И чтоб шурьев не привечал, а приветит — он мой обычай знает...

Князь поперхнулся, закашлялся, пряча губы в пушистый воротник шубы, замолчал.

Хоть и коротко сказал Михалка, а яснее не скажешь. Понял Онисифор, что пришла пора прощаться. Встал, снова низко поклонился князю.

— Прощай, князь-батюшка.

Глядя через пламя свечи усталыми красными глазами, Михалка кивнул ему. Помолчав, еще раз напомнил:

— Всем обрядом чтобы — с лестными словами да с грамоткой...

На крыльце, на свежем воздухе, нанесенном с реки, у Онисифора закружилась голова. Долго стоял он, прижимаясь грудью к перильцам, думал, глядя в темноту: «Нет, этот орешек Глебу не по зубам».

Как ни изворачивался Онисифор, а княжью волю нарушить не посмел. Все исполнил, как наказал ему Михалка.

На горе, у избы огнищанина, шел пир. На столах высились пузатые жбаны; все пили из больших деревянных чаш, окованных серебром и медью. Михалка пил из позолоченного турьего рога. В стороне от столов над жаркими кострами, вокруг которых суетились сокалчие, клокотали высокие медяницы.

Онисифор сидел рядом с князем; позади боярина за лавкой вертелся расстрига Вирик, подсказывал боярину на ухо нужные слова, за то Онисифор не жалел для него пи вина, ни меда.

Пьяные владимирцы и рязанцы лобызали друг друга; иные, обнявшись, лежали тут же под столами...

— Мир! Мир! Мир! — скакали по дорогам расторопные биричи.

6

С чувством разлитой по всему телу легкости пробудился Михалка в своей ложнице, поглядел на оконце: в оконце пробивался тонкий лучик света, ровной полоской рассекал ложницу надвое.

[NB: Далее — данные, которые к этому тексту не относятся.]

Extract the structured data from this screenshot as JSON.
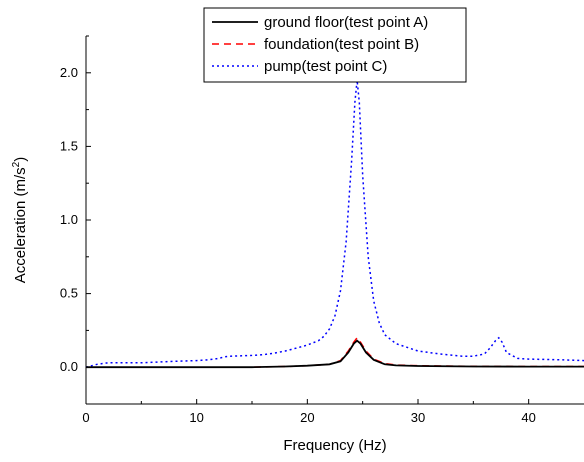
{
  "chart_data": {
    "type": "line",
    "xlabel": "Frequency (Hz)",
    "ylabel": "Acceleration (m/s",
    "ylabel_superscript": "2",
    "ylabel_suffix": ")",
    "xlim": [
      0,
      45
    ],
    "ylim": [
      -0.25,
      2.25
    ],
    "xticks": [
      0,
      10,
      20,
      30,
      40
    ],
    "xtick_labels": [
      "0",
      "10",
      "20",
      "30",
      "40"
    ],
    "yticks": [
      0.0,
      0.5,
      1.0,
      1.5,
      2.0
    ],
    "ytick_labels": [
      "0.0",
      "0.5",
      "1.0",
      "1.5",
      "2.0"
    ],
    "grid": false,
    "legend_position": "top-right",
    "series": [
      {
        "name": "ground floor(test point A)",
        "color": "#000000",
        "dash": "solid",
        "x": [
          0,
          5,
          10,
          15,
          18,
          20,
          22,
          23,
          23.7,
          24.2,
          24.5,
          24.8,
          25.3,
          26,
          27,
          28,
          30,
          35,
          40,
          45
        ],
        "y": [
          0.0,
          0.0,
          0.0,
          0.0,
          0.005,
          0.01,
          0.02,
          0.04,
          0.1,
          0.16,
          0.18,
          0.16,
          0.1,
          0.05,
          0.02,
          0.012,
          0.008,
          0.005,
          0.004,
          0.004
        ]
      },
      {
        "name": "foundation(test point B)",
        "color": "#ff0000",
        "dash": "dashed",
        "x": [
          0,
          5,
          10,
          15,
          18,
          20,
          22,
          23,
          23.7,
          24.2,
          24.5,
          24.8,
          25.3,
          26,
          27,
          28,
          30,
          35,
          40,
          45
        ],
        "y": [
          0.0,
          0.0,
          0.0,
          0.0,
          0.005,
          0.01,
          0.02,
          0.045,
          0.11,
          0.17,
          0.2,
          0.17,
          0.11,
          0.055,
          0.025,
          0.015,
          0.01,
          0.006,
          0.005,
          0.005
        ]
      },
      {
        "name": "pump(test point C)",
        "color": "#0000ff",
        "dash": "dotted",
        "x": [
          0,
          1,
          2,
          5,
          8,
          10,
          11,
          12,
          12.5,
          13,
          15,
          16,
          17,
          18,
          19,
          20,
          21,
          21.5,
          22,
          22.5,
          23,
          23.5,
          24,
          24.3,
          24.5,
          24.7,
          25,
          25.5,
          26,
          26.5,
          27,
          28,
          30,
          32,
          34,
          35,
          36,
          36.5,
          37,
          37.3,
          37.6,
          38,
          39,
          40,
          43,
          45
        ],
        "y": [
          0.0,
          0.02,
          0.03,
          0.03,
          0.04,
          0.045,
          0.05,
          0.06,
          0.07,
          0.075,
          0.08,
          0.085,
          0.095,
          0.11,
          0.13,
          0.15,
          0.18,
          0.21,
          0.26,
          0.35,
          0.52,
          0.85,
          1.4,
          1.8,
          1.95,
          1.8,
          1.3,
          0.75,
          0.45,
          0.3,
          0.22,
          0.16,
          0.11,
          0.09,
          0.075,
          0.075,
          0.09,
          0.13,
          0.18,
          0.2,
          0.17,
          0.1,
          0.06,
          0.055,
          0.05,
          0.045
        ]
      }
    ]
  }
}
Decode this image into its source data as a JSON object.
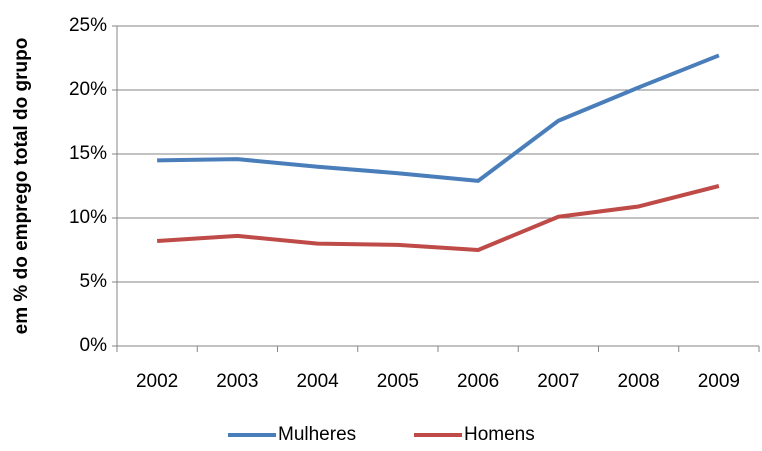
{
  "chart_data": {
    "type": "line",
    "y_label": "em % do emprego total do grupo",
    "categories": [
      "2002",
      "2003",
      "2004",
      "2005",
      "2006",
      "2007",
      "2008",
      "2009"
    ],
    "series": [
      {
        "name": "Mulheres",
        "color": "#4a7ebb",
        "values": [
          14.5,
          14.6,
          14.0,
          13.5,
          12.9,
          17.6,
          20.2,
          22.7
        ]
      },
      {
        "name": "Homens",
        "color": "#be4b48",
        "values": [
          8.2,
          8.6,
          8.0,
          7.9,
          7.5,
          10.1,
          10.9,
          12.5
        ]
      }
    ],
    "ylim": [
      0,
      25
    ],
    "yticks": [
      {
        "value": 0,
        "label": "0%"
      },
      {
        "value": 5,
        "label": "5%"
      },
      {
        "value": 10,
        "label": "10%"
      },
      {
        "value": 15,
        "label": "15%"
      },
      {
        "value": 20,
        "label": "20%"
      },
      {
        "value": 25,
        "label": "25%"
      }
    ],
    "grid": true,
    "legend": "bottom"
  }
}
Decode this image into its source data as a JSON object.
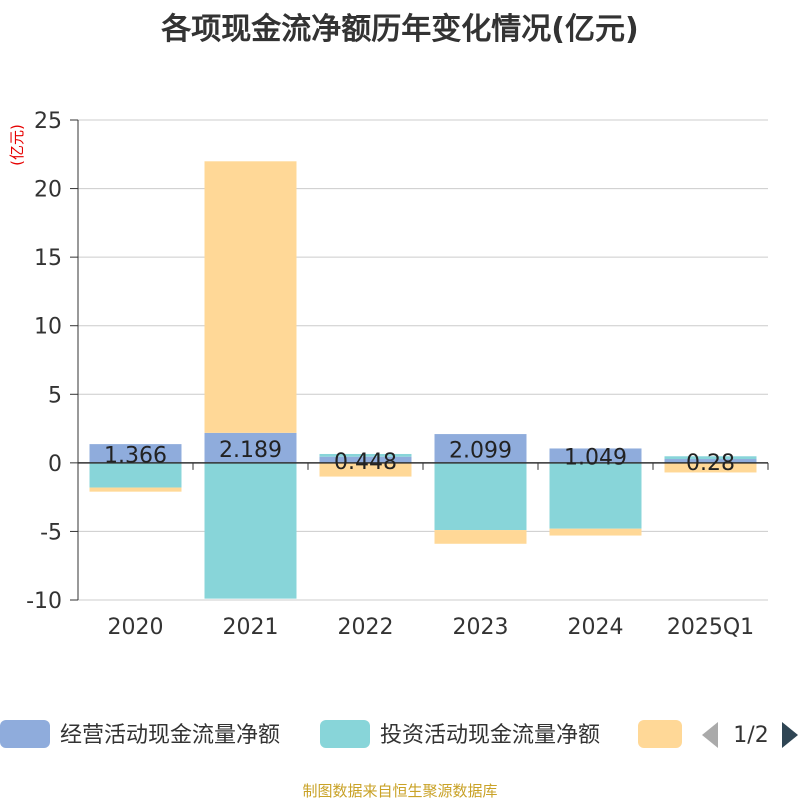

Пока Михалка лежал с открытыми глазами, лучик передвинулся к двери, коснулся порога и пополз к косяку.

Михалка зевнул, перевернулся на другой бок и попытался снова заснуть, но сон отгоняло все то же ощущение легкости во всем теле, которое еще прежде этого пробудило его ото сна.

Тихо было в сенях и палатах, только из клетей слабо доносились приглушенные расстоянием женские голоса. Кто-то громко закашлял в холодной горнице — повалуше.